Généralement ces centres se trouvent à l’intérieur des écoles ou y sont accolés, et le personnel du centre d’activité vient chercher les enfants dans leur classe (pour les plus petits) ou dans la cour de récré (quand ils sont plus grands) après les cours à 16h30. Mais notre Rec Center ici se trouve à 0.4 miles de l’école, soit environ 650m. Alors entendre que le personnel du Rec n’allait plus venir chercher les enfants m’a laissée sans voix. Est-ce qu’on était censé venir faire le transport école/Rec en plein milieu de la journée à 14h25 puis retourner au travail ?
Plusieurs coups de fils affolés plus tard j’ai appris qu’en fait il s’agit d’un problème de liability (responsabilité).
Autrement dit l’office générale des Rec Center a fait le constat qu’ils ne sont pas en conformité avec leurs procédures écrites et qu’ils ne sont donc pas assurés pour assumer le transport des enfants (ce que je peux comprendre), du coup ils ont décidé de tout simplement récupérer les enfants directement au Centre. Et pour finalement faire un geste envers les parents affolés, ils promettent d’attendre les enfants de l’autre côté de la route nationale en face du Centre pour les aider à traverser cette route dangereuse !

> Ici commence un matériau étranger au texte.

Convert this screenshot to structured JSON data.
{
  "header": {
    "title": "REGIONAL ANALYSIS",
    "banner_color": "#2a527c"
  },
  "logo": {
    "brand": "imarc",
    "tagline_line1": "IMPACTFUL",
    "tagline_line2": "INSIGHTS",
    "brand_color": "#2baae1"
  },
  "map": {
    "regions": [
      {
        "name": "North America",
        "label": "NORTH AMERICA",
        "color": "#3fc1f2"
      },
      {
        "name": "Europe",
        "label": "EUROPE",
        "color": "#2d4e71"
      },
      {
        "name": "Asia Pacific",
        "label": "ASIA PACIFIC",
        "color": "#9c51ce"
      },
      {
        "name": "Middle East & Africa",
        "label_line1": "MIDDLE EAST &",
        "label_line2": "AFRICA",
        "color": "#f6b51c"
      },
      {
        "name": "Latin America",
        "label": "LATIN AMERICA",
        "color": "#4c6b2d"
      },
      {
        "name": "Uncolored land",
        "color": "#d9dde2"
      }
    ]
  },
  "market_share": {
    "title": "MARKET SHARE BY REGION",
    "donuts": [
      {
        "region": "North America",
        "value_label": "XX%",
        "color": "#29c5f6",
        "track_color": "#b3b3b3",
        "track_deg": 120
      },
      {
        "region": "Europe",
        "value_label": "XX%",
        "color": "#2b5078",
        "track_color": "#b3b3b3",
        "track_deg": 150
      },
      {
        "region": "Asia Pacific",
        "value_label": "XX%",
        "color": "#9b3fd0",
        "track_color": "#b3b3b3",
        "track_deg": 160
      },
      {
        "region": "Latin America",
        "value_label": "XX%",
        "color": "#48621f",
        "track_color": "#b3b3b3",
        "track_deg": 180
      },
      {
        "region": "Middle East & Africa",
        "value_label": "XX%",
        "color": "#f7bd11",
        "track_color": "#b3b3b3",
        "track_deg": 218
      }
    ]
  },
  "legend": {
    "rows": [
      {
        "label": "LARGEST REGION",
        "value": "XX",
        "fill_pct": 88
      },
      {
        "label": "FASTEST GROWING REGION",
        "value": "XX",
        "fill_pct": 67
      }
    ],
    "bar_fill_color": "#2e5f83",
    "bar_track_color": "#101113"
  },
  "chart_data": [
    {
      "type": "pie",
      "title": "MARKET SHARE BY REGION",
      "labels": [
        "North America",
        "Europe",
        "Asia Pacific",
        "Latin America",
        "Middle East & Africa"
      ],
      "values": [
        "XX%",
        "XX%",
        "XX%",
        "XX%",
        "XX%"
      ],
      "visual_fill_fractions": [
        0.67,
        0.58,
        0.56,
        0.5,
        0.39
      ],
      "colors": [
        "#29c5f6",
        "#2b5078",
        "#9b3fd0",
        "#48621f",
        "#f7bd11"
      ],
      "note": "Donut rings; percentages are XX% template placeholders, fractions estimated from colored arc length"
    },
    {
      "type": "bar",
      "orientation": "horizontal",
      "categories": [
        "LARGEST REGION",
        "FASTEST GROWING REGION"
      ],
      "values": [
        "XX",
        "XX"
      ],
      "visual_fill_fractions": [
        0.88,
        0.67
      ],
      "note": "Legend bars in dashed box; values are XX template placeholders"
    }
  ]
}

De son côté l’école estime qu’après 14h25 sa mission est achevée et ne veut surtout rien avoir à faire avec les enfants, et apparemment a rejeté la proposition du Rec de faire la moitié du chemin pour remettre les enfants dans les mains du staff d’en face… Du coup d’un côté comme de l’autre (aussi bien l’école que le Rec) on nous fait remarquer que cela ne pose aucun problème à la plupart des parents, et les enfants n’ont qu’à faire le chemin en groupe tous ensemble puisque « cela ne fait que 2 blocks à parcourir » ! Il y a même une maman d’une fillette de 12 ans dans le même cas qui m’a gentiment proposé de demander à sa fille de garder un œil sur mes 2 fils de tout juste 6 et 9 ans pendant le trajet ! Mais les laisser faire le trajet même en groupe me parait tout simplement inconcevable.

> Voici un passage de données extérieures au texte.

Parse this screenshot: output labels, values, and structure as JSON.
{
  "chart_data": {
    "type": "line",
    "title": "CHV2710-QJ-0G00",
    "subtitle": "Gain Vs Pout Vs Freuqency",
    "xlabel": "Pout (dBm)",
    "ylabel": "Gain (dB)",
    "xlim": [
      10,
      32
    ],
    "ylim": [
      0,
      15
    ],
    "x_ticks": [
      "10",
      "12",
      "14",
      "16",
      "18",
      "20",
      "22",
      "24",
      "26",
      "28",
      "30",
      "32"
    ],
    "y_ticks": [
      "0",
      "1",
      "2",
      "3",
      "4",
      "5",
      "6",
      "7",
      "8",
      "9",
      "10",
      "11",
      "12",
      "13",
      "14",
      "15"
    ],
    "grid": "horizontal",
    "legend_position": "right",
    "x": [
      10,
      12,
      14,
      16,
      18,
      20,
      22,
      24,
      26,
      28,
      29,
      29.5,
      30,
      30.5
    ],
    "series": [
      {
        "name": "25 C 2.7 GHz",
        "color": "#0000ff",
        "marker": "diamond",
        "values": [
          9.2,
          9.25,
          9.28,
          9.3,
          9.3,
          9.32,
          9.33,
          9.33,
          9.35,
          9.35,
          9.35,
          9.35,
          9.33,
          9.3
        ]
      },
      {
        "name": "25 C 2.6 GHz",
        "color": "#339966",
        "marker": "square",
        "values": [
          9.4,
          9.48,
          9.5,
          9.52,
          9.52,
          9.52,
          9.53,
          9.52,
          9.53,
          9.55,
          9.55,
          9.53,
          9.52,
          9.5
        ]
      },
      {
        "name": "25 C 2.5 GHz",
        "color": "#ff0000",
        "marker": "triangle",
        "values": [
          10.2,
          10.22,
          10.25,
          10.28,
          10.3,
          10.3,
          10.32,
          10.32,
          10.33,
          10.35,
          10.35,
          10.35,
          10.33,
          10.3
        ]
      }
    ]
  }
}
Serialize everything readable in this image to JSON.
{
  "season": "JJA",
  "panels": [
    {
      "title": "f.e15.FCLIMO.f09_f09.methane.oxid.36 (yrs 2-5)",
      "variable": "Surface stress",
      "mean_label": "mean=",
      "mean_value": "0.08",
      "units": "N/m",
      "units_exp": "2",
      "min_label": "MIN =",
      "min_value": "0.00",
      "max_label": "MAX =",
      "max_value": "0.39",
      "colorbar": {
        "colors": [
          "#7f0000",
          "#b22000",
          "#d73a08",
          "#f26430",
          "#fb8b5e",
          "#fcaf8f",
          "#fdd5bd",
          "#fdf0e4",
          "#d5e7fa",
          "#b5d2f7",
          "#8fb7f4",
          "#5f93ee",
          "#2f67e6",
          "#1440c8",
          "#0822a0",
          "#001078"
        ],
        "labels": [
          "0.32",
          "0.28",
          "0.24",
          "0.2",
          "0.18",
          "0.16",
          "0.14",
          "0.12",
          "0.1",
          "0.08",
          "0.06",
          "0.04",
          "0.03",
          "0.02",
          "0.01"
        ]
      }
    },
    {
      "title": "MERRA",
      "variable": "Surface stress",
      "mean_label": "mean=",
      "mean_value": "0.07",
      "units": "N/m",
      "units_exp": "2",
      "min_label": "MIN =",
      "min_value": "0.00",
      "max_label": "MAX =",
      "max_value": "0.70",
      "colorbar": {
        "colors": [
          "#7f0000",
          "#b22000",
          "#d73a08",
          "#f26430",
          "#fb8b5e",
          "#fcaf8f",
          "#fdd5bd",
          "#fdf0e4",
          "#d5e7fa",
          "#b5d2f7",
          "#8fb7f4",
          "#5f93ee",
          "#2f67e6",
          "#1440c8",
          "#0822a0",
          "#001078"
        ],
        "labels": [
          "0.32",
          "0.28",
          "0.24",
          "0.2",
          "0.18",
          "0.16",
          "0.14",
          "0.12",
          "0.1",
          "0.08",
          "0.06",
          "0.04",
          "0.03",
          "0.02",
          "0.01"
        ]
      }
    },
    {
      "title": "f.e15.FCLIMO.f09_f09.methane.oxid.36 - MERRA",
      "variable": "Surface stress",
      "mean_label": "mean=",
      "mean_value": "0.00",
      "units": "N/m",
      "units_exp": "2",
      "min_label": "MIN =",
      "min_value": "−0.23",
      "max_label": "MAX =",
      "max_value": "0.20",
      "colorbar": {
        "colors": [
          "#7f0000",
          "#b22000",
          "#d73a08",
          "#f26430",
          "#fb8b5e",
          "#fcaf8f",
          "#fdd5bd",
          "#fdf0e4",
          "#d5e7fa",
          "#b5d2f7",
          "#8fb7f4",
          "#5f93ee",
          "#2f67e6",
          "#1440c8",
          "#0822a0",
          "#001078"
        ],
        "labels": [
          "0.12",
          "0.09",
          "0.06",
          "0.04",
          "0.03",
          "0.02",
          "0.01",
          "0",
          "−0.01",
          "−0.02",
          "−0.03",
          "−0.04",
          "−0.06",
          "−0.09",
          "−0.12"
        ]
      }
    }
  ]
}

Pour résumer, le principe de précaution poussé un peu loin (le Rec ne souhaitant plus être responsable de la sécurité des enfants lors du trajet) amène tout le monde à nous proposer tout simplement d’envoyer les enfants seuls faire ces 650m… Les rues sont peut-être plus sures ici qu’en France (ce dont je doute), sinon comment ne pas penser aux enlèvements, mais aussi à un enfant qui marche trop lentement et qui s’égare, voire qui tombe et se casse un membre quand il neigera et il pleuvra ?
J’ai aussi alerté quelques membres du Conseil de Quartier que je connais et qui sont souvent si actifs. Mais ces membres eux-mêmes parents, n’envoient pas leurs enfants au Rec et du coup sont assez indifférents à ce problème.
Community s’arrête finalement aux intérêts particuliers et partisans !
 
 
Pourtant ce même Conseil du Quartier répercutait au mois d’août le décret de la ville de Baltimore qui précise notamment qu’aucun jeune de moins de 14 ans n’a le droit de se trouver dehors non accompagné après 21h :
 
 
 
 
 
De même à la télé, juste avant le journal local de 22h, il y a un spot qui dit « il est 22h. Parents, où se trouvent vos enfants?»!!
 
Il me semble qu’on ne peut pas s’indigner de la présence d’enfants le soir dans les rues et trouver normal qu’ils partent de l’école seuls l’après-midi pour se diriger 0.4 miles plus loin vers le Rec.